I miss the comfort in being sad.

Kurt Cobain wrote a lot of great lyrics. This is the one I come back to the most.


It's clearly not his most metaphorical line or even one that evokes imagery of any kind, which is often where his strengths were in his writing. Really, it's probably one of the simplest lines he ever wrote. But the simplicity is what makes it so wonderful.


I should mention that I take anti-depressants which, for the sake of full disclosure, is just one of a fair number of medications I take every day to help me enjoy life. I mention this because the idea of finding comfort in being sad can seem like glorifying sadness in some way. I think it's fair to say that Cobain dealt with depression most of his life.


But that's part of why the line is so perfect. He's not saying that being sad feels really good, just that there's comfort there, comfort because it's familiar.


And he's so right.


I have a great life. Objectively I have a great life. Subjectively I have a great life. I love my life. I can't even believe I have it. It's hectic and often difficult and wonderful.


There are times, though, when I can feel myself from years ago, living in a studio apartment in Los Angeles, drinking every night, writing every night, listening to depressing music all the time. And that feeling holds some fondness, even though I know that I was horribly depressed most of the time.


But that depression was the only thing in my life. I had a job and maybe some friends and barely a social life, so wallowing in my sadness was everything. It was my entire existence and it was easy.


Don't get me wrong, it was still bad. It was brutal on my health and being unable to get out of bed because you can't imagine a reason why you should is not a great feeling. But it was familiar and it was easy.


Being happy is hard.


Much of that is societal. Happiness, real happiness, isn't about buying things and being famous, it's about love, and love is, even now, a concept that many people can't wrap their brains around. I know I couldn't, not until the last ten years or so.


And some of that was my own mental health issues.


I had just been playing with our older son and we had a great time and there was lots of laughing. My wife watched the whole thing and afterwards asked me how my new medications had changed that experience. She asked if I had just never really been happy before and had been faking it.


I told her that happiness, to me, was like rain in a place where it seldom rains. The rain comes pouring down, but the ground doesn't absorb it so it washes away. That was me. I could experience happiness in a moment, but when that moment was over it would leave nothing behind. I never absorbed joy.


Lord knows I absorbed sadness. I lived on it for so long. It was all I knew and I knew it really well.

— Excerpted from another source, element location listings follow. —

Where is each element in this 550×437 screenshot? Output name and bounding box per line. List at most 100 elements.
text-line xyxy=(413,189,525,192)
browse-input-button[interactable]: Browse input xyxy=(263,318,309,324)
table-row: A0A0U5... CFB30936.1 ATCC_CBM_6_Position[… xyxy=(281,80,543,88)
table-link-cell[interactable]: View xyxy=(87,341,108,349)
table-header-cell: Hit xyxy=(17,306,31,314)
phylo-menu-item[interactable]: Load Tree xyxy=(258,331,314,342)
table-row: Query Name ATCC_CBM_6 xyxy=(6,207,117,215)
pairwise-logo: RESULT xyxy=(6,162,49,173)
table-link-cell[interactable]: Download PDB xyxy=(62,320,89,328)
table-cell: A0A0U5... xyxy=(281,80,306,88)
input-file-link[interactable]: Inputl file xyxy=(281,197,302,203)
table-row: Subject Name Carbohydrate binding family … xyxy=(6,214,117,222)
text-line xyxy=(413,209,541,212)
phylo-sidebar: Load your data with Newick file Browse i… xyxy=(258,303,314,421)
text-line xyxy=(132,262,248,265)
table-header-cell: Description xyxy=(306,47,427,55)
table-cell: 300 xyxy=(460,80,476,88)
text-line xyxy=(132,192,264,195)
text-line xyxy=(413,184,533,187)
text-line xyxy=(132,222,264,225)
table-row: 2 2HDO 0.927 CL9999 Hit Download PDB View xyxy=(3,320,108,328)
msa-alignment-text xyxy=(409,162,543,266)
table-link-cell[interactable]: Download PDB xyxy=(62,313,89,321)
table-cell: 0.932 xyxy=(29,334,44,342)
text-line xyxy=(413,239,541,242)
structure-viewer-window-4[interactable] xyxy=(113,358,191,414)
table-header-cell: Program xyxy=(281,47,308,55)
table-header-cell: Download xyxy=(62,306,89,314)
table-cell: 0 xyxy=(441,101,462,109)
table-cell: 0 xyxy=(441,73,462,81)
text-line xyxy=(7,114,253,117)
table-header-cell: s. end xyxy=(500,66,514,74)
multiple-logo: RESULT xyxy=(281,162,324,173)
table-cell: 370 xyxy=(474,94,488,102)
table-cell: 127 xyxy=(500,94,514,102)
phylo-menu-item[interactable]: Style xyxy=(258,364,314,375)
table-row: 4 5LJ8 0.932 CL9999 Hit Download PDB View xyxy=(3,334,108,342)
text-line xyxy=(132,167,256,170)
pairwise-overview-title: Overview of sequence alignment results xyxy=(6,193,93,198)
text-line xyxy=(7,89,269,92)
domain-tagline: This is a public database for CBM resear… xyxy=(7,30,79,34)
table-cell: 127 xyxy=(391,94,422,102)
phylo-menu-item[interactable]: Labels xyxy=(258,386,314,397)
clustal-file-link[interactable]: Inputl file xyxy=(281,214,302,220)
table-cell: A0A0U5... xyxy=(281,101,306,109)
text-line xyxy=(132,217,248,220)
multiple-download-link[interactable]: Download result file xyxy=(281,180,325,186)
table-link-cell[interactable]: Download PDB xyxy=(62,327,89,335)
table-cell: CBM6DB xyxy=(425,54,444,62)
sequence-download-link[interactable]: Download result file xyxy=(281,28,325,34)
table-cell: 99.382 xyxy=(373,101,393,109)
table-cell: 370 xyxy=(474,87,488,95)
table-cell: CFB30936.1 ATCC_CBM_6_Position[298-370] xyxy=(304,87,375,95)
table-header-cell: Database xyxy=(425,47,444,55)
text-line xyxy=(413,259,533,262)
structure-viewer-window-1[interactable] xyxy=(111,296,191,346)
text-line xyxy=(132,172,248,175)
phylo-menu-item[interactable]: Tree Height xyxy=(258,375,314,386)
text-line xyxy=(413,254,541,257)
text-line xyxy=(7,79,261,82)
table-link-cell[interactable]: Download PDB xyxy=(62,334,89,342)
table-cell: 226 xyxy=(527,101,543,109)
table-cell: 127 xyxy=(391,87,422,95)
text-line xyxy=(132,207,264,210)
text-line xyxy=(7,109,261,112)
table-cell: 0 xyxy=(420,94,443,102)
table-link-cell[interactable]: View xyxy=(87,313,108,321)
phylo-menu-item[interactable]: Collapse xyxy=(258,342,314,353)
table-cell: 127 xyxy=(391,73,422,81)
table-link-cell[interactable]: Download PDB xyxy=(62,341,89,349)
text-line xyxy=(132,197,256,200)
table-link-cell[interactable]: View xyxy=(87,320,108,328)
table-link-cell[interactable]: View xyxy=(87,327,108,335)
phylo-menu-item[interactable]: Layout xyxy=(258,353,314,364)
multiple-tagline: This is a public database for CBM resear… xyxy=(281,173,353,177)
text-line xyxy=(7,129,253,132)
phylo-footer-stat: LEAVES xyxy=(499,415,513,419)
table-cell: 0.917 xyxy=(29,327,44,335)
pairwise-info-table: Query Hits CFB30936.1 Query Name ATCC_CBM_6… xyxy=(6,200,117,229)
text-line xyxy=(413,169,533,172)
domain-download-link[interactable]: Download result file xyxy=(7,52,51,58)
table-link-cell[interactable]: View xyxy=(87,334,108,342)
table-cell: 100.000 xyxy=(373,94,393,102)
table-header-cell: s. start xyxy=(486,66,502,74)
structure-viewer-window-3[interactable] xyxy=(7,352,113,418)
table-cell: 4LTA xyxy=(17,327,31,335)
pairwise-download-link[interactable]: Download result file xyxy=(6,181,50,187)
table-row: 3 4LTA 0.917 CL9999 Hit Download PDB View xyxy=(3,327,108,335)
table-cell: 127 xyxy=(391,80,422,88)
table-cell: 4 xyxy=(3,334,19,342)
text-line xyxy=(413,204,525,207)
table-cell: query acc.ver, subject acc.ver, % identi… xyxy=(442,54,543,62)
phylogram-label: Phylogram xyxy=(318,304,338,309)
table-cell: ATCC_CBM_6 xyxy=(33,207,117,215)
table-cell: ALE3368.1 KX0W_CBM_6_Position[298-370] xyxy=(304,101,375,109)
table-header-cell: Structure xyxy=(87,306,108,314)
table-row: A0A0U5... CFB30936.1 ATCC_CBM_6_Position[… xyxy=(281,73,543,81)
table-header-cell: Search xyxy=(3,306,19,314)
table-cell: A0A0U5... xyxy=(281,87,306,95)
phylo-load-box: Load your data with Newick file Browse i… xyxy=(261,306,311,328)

There's a strange freedom in sadness. It's everything which means life becomes very simple. It makes everything harder, yes, but it also robs you of so many other feelings that are often complicated and confusing. Sadness is a security blanket that's not actually secure.


And there's clarity in sadness. It's false, yes, particularly if you are dealing with depression, but you still feel like it's true. Being positive that nothing matters is brutal. It's also everything. It's all encompassing.


But when that goes away, there's a piece of you that misses it. It doesn't make any sense and it's probably not healthy, but it was a part of you for so long that you can't just walk away completely. It was a huge part of your life.


Sometimes you miss the comfort of the familiar, even if the familiar wasn't all that great. Sometimes I wish I could go back there, but only if I could come back. If I could go there and come back whenever I wanted -- god knows I'd get more writing done.


But the only options are going back there and staying there and not going back there at all and that's not really a hard decision to make. I've worked so hard to get to where I am now that absolutely nothing could turn me away from this.

Still, Kurt was right: sometimes I do miss the comfort in being sad.


But I would miss being happy far, far more.